Pas assez de médecins, on ira les chercher en Europe de l’Est ainsi qu’au Maghreb.
L’industrie, c’est mieux ailleurs. Le PDG d’Alcatel ne rêvait-il pas d’une entreprise sans usine ?
L’UE ne rêve-t-elle pas d’une agriculture sans agriculteur ? Etc.
Avec la libre circulation des biens, des personnes, des services et des capitaux vous tenez le saint Graal :
– vous n’avez pas ou plus, la solution est ailleurs;
– vous ne voulez plus, la solution sera ailleurs.
Bien entendu, cela se paie cash à un moment ou à un autre. Malheureusement pas immédiatement et les responsables ne sont plus aux commandes. Le moindre pet de travers à Pétaouchnok, c’est la catastrophe.
Pour en revenir à la centrifugeuse humaine, je pense que la situation actuelle a été « murement » réfléchie.
On a quand même fait sans pendant des dizaines d’années… je me me souviens d’ une époque où la DGA demandait des volontaires chez les pilotes de chasse pour faire des « expériences ».
N’ayant pas une vocation de souris de laboratoire pour éventuellement se casser et perdre son aptitude dans des conditions à priori plus violentes que celles de nos Mirages 2000 (intensité des accélérations et durée de celles-ci, un chasseur dégrade au contraire de la centrifugeuse) j’avais refusé – comme tout le monde autour de moi.

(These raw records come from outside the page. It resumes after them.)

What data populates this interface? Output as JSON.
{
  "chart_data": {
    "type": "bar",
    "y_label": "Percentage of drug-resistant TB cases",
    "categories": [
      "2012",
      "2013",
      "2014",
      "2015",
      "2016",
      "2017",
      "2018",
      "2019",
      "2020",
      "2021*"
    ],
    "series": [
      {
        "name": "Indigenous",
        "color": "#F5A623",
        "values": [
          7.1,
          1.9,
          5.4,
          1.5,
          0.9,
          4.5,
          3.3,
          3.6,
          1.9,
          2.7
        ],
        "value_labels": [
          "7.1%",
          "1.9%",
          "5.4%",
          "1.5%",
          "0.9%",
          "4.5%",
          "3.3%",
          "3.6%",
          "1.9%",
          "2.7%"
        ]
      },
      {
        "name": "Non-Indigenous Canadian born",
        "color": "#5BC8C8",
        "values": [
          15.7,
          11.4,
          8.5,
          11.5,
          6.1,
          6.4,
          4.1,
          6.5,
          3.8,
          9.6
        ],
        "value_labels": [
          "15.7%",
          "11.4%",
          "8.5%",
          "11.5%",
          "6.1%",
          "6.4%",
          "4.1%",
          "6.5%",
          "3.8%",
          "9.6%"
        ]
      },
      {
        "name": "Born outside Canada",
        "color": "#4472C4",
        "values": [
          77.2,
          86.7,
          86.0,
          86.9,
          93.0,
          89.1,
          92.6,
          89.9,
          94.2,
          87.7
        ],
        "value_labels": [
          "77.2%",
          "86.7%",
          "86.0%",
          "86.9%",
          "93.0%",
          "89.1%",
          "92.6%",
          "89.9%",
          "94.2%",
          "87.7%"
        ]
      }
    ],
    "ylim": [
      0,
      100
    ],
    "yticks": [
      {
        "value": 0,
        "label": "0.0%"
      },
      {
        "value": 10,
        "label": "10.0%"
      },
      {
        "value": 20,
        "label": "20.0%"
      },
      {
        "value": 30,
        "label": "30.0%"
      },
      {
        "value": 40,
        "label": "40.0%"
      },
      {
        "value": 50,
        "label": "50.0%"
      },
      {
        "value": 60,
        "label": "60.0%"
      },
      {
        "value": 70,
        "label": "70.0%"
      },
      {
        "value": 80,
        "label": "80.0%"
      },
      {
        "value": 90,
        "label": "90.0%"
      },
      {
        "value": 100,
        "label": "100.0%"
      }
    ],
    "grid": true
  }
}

J’avais suggéré qu’ils prennent des non-navigants qui auraient été tout contents, et notamment des médecins eux-mêmes (ou alors des NAVs)
On a dû vous demander aussi si vous vous portiez candidat à une carrière de cosmonaute ou d’astronaute ? Vous avez répondu non, on ne me l’a fait pas à moi, cette histoire là ! Pas une petite chienne russe…
Rassurez-vous pour ces candidatures, ils ont pensé aussi aux médecins. 🙂
Bonjour Gallifet,
Suite à votre remarque j’ai regardé ce qui existe en thèse sur les effets des forces gravitationnelles (Forces +Gz et -Gz) sur le corps des pilotes de chasse.
J’ai trouvé des travaux du Centre d’Etudes et de Recherches de Médecine Aérospatiale (CERMA), du Laboratoire de Médecine Aérospatiale (LAMAS) à Brétigny-sur-Orge, recherches menées en collaboration avec le Centre d’Expérimentation Aérien Militaire (CEAM).
En résumé (empirique) les forces G positives (+Gz) poussent le sang vers les membres inférieurs, entraînant des phénomènes comme le voile gris, le voile noir ou la perte de conscience (G-LOC) ; les forces G négatives (-Gz) ont des effets sur la pression intracrânienne. A long terme ont été observées des douleurs cervicales et lombaires dues à la sollicitation répétée de la colonne vertébrale, des conséquences cardiovasculaires, ainsi que de possibles troubles en rapport avec la neuroplasticité (Adaptations cérébrales des pilotes face aux environnements gravitationnels inhabituels)… De ces études sont dérivés les techniques de protection, comme la manœuvre anti-G (AGSM), les combinaisons anti-G, et l’inclinaison des sièges pour améliorer la tolérance des pilotes, mais je pense que vous devez connaître toute cela ?
Quoi qu’il en soit il est dommage que l’AAE se prive (momentanément ?) de tels outils qui peuvent contribuer tant aux missions de combat qu’à la santé de nos pilotes.